Une députée conservatrice ramènera un peu la question de l’avortement à Ottawa

OTTAWA — Dans l’un de ses premiers gestes en tant que députée à Ottawa, la conservatrice Leslyn Lewis veut inviter Justin Trudeau dans un centre de grossesse qui risque de perdre son statut d’organisme de bienfaisance parce qu’il s’oppose à l’avortement.

La nouvelle députée ontarienne a révélé ce projet récemment à des manifestants rassemblés à Ottawa pour s’opposer à la promesse du gouvernement libéral de retirer le statut d’organisme de bienfaisance à ceux qui sont contre l’avortement.

Pendant la campagne électorale, M. Trudeau a promis de ne plus offrir ce statut «de bienfaisance» aux organisations qui fournissent «des conseils malhonnêtes aux femmes sur leurs droits et sur les options qui s’offrent à elles à toutes les étapes de la grossesse».

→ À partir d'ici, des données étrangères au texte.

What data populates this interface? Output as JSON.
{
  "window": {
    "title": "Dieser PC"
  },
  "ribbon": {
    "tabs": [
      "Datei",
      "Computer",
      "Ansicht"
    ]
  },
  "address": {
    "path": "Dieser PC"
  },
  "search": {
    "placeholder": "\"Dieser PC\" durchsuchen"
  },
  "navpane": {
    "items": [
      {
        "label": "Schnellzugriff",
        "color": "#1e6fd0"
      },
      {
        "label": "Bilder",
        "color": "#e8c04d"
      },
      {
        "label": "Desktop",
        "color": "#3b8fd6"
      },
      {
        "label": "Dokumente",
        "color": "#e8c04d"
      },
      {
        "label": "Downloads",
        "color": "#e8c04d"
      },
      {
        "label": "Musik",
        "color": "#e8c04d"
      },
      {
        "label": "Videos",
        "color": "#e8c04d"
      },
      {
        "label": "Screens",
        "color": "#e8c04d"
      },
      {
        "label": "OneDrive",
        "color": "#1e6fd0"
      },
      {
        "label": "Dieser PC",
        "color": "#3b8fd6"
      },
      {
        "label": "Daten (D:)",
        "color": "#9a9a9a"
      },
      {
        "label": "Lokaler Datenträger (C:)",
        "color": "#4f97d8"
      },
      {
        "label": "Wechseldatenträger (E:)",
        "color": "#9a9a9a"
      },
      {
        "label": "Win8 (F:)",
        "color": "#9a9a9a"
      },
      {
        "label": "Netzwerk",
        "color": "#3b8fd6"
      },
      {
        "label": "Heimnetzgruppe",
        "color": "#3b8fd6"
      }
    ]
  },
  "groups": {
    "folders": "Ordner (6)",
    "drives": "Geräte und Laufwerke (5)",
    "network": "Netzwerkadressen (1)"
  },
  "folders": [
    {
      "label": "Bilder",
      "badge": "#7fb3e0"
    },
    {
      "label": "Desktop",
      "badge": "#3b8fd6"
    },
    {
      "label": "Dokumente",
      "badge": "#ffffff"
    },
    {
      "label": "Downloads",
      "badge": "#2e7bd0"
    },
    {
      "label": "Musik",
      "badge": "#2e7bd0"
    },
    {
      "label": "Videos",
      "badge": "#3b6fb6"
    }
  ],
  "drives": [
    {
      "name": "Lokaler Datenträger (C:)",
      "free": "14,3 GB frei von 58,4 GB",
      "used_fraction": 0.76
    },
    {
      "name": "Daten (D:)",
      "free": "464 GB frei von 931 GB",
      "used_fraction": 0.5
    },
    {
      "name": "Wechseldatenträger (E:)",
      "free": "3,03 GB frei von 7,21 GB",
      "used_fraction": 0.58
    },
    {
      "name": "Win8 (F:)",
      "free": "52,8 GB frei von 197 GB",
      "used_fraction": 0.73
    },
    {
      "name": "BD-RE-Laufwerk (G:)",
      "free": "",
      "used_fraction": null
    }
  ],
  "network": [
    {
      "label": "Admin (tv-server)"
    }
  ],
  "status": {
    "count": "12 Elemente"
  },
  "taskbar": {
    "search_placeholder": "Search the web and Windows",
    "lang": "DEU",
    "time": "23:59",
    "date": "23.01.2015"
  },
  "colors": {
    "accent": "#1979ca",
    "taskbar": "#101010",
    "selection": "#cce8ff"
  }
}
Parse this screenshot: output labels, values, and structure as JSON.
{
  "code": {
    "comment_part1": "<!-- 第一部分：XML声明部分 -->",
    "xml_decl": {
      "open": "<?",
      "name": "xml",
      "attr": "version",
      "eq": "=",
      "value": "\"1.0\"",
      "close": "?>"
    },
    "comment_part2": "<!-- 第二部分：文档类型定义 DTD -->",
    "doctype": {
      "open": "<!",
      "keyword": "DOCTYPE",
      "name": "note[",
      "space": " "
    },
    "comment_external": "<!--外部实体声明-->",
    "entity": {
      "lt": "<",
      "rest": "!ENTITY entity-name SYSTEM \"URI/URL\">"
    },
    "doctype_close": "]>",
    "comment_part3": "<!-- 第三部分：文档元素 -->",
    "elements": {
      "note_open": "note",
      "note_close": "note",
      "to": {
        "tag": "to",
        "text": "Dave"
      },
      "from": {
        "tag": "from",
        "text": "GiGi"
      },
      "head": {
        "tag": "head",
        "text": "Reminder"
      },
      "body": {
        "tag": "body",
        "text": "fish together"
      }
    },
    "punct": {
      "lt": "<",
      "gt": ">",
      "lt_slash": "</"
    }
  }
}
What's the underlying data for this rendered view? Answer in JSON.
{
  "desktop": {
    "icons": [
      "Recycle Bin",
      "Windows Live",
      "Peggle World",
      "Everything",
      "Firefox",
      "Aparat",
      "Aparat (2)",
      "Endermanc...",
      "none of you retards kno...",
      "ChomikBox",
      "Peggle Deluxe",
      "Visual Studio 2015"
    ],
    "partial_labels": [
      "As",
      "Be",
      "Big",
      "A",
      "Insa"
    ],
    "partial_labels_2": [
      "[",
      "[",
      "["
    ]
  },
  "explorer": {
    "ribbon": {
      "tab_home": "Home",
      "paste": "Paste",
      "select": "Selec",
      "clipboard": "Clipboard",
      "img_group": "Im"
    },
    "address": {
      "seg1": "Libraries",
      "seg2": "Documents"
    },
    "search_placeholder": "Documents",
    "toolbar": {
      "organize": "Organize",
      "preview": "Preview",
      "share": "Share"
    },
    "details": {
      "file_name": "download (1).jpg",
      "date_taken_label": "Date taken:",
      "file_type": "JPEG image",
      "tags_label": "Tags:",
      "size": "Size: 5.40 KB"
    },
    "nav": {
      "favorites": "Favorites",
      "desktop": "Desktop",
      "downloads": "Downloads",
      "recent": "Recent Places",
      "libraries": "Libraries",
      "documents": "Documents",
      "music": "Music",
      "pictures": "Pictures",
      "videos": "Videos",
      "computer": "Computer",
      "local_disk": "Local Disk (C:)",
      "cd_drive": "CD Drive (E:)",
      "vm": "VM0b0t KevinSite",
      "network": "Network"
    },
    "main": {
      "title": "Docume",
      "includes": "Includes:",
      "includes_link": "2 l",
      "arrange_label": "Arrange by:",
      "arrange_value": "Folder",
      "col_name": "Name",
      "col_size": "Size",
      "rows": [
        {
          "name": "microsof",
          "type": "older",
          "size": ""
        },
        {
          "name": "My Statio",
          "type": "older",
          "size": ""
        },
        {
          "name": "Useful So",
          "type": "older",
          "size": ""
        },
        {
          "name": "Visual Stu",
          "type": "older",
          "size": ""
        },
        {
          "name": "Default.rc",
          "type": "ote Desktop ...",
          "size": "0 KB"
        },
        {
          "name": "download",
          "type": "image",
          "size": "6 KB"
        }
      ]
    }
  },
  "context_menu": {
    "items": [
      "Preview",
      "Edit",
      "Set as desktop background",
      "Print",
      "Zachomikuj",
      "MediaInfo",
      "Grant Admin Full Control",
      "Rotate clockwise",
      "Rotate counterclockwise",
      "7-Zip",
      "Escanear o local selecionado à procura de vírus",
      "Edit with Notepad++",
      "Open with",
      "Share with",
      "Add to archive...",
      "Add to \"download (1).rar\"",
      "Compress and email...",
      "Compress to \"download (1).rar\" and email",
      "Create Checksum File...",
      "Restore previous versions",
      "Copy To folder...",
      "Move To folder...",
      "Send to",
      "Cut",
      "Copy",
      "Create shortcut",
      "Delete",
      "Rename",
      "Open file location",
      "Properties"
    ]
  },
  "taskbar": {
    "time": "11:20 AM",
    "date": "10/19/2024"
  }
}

Il a cité comme exemple les «centres de ressources pour la grossesse», qui, selon les pro-choix, offrent des informations incorrectes sur la procédure, pour dissuader les femmes qui ont une grossesse non désirée.

Candidate l’an dernier dans la course à la direction des conservateurs, Mme Lewis était fortement soutenue par les membres «sociaux-conservateurs» du parti. 

Dans une déclaration, elle soutient que M. Trudeau a fait campagne sur une plateforme qui exige «l’adhésion à un test des valeurs illibérales (sic) du Parti libéral du Canada».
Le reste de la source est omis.